Visa Says New Chip Cards Won’t Need Off-Line PINs
Visa USA has made some recommendations for how to implement the shift from magnetic stripe payment cards to those which use a chip for authentication. And a Visa executive predicted the technology will have become a standard payment method by 2015.
The broadly written guidelines for implementing the technology are written for card issuers, chip card transaction acquirers, chip vendors, chip card vendors, chip terminal vendors and chip card personalization bureaus. Stephanie Ericksen, head of authentication product integration for Visa., explained they were aimed at both clearing up misconceptions about the technology and assisting in the first part of the brand's implementation plan.
The chief misconception that Visa appears primarily concerned with dispelling is that the new cards will carry both a chip and off-line personal identification number.
The difference between an online and off-line PIN is that an online PIN is not stored on the card. Once the cardholder enters the PIN at the point of sale terminal, the PIN is encrypted by the PIN pad and sent online to the host for validation, similar to how PIN debit transactions are authorized today.
In an off-line PIN situation, the PIN is stored securely on the chip card and during a transaction, when the cardholder enters the PIN, the POS terminal sends the PIN to the chip card for verification. The cardholder verification therefore takes place within the chip card.
“One thing that’s clear from the questions is that there’s a lot of confusion around the myth that EMV means chip-and-PIN. It doesn’t in many countries, including the U.S.,” Ericksen wrote in an online entry about the recommendations. “That’s because, in the U.S., we can rely on online processing where transactions are transmitted in real-time to the issuer for approval. With that in place, there’s no need for the off-line authentication that was the genesis of chip-and-PIN.”
The card brand announced it was prepared to start supporting the use of chips in payment cards in the U.S. in August 2011.
“All chip transactions should leverage the robust, real-time online infrastructure for authorization and authentication,” Visa wrote in the guidelines. “The U.S. has a zero floor limit; therefore, nearly 100% of all transactions are authorized online in real time. Also, many U.S. issuers use host-based fraud mitigation tools enabled by online, real-time authorization. The existing online infrastructure should be used to optimize chip transaction processing in the U.S,” the card brand wrote.

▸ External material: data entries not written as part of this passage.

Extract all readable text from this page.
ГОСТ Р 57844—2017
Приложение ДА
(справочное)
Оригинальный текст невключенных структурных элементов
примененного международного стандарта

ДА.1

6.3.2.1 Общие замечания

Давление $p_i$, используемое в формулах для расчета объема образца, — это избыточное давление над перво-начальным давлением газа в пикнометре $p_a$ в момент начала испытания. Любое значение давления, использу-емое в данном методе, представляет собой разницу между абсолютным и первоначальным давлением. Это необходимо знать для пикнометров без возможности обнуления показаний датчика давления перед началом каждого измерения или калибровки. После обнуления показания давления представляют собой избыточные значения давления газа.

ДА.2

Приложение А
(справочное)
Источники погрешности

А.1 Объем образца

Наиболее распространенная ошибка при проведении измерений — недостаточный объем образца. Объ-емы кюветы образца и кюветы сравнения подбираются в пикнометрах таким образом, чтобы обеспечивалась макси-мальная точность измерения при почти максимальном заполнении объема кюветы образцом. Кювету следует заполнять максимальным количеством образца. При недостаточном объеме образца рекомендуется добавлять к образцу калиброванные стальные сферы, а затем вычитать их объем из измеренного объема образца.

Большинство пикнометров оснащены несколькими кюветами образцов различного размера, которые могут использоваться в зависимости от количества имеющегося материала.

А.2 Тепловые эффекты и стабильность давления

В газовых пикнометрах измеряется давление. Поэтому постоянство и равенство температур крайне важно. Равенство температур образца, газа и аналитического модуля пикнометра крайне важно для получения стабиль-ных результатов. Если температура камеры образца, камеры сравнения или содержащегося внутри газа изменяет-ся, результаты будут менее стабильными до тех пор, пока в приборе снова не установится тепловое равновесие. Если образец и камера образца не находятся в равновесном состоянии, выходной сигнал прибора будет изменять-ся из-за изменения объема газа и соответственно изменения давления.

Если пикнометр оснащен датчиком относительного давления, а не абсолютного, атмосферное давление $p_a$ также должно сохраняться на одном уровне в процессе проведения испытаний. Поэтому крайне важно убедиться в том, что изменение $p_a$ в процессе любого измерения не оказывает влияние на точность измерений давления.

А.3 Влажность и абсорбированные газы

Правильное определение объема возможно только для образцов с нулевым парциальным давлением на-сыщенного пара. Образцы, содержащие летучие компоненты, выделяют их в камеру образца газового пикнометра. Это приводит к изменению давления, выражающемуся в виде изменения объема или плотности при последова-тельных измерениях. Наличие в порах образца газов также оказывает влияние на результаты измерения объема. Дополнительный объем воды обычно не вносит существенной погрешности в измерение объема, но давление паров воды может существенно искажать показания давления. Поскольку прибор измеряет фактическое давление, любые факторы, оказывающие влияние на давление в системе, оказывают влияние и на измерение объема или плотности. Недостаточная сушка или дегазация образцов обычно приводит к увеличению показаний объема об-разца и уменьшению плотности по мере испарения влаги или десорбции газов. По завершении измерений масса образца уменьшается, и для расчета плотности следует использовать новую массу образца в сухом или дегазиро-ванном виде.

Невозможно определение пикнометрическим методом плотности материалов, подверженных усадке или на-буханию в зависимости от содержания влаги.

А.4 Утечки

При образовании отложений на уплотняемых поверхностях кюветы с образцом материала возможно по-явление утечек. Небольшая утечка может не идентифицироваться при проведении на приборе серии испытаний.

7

Visa added that it will also continue to support other ways of verifying cardholder identity for transactions, including signature, online PIN and no signature for low-value, low-risk transactions. Visa will not require a chip-and-PIN approach in the U.S. Instead, stakeholders will have the flexibility to choose which CVMs to support, the brand added.
Ericksen said that since it indicated it would support the new technology in the U.S., the card brand has been focusing on building the infrastructure to allow more terminals and merchants to accept the cards.
Ericksen described this process as being more akin to renovating a house than tearing one down and rebuilding it. She described the necessary changes as additions to different parts of the acceptance and processing technology to allow them to carry the additional data from the smart card transactions.
“Card processors are already transmitting a good deal of data,” Ericksen observed, explaining that phase one is a matter of making sure they have the additional slots needed for the smart card data.
She also explained that the costs for the technology has been largely falling as more retailers, acquirers and processors have adopted it, but she also said that the costs of point-of-sale terminals, which can handle both smart card payments and mobile payments, have remained higher.
When Visa announced that it would support the smart card technology, Ericksen noted that the greatest relief from the PCI card data security compliance would come to retailers that installed terminals that both read smart cards and mobile payments. The brand hoped that savings from easing PCI compliance would be enough to offset the additional costs of terminals that accepted both smart card and mobile payments.
Ericksen said that once the acceptance infrastructure was in place, the brand would rely on issuers to handle introducing the technology to consumers and she predicted it would not be too hard to do. A number of issuers, including some credit unions, have already begun making the smart cards available to cardholders who travel overseas, she noted, and the card brand has heard that friends and family members of those cardholders have also approached their institutions seeking the cards.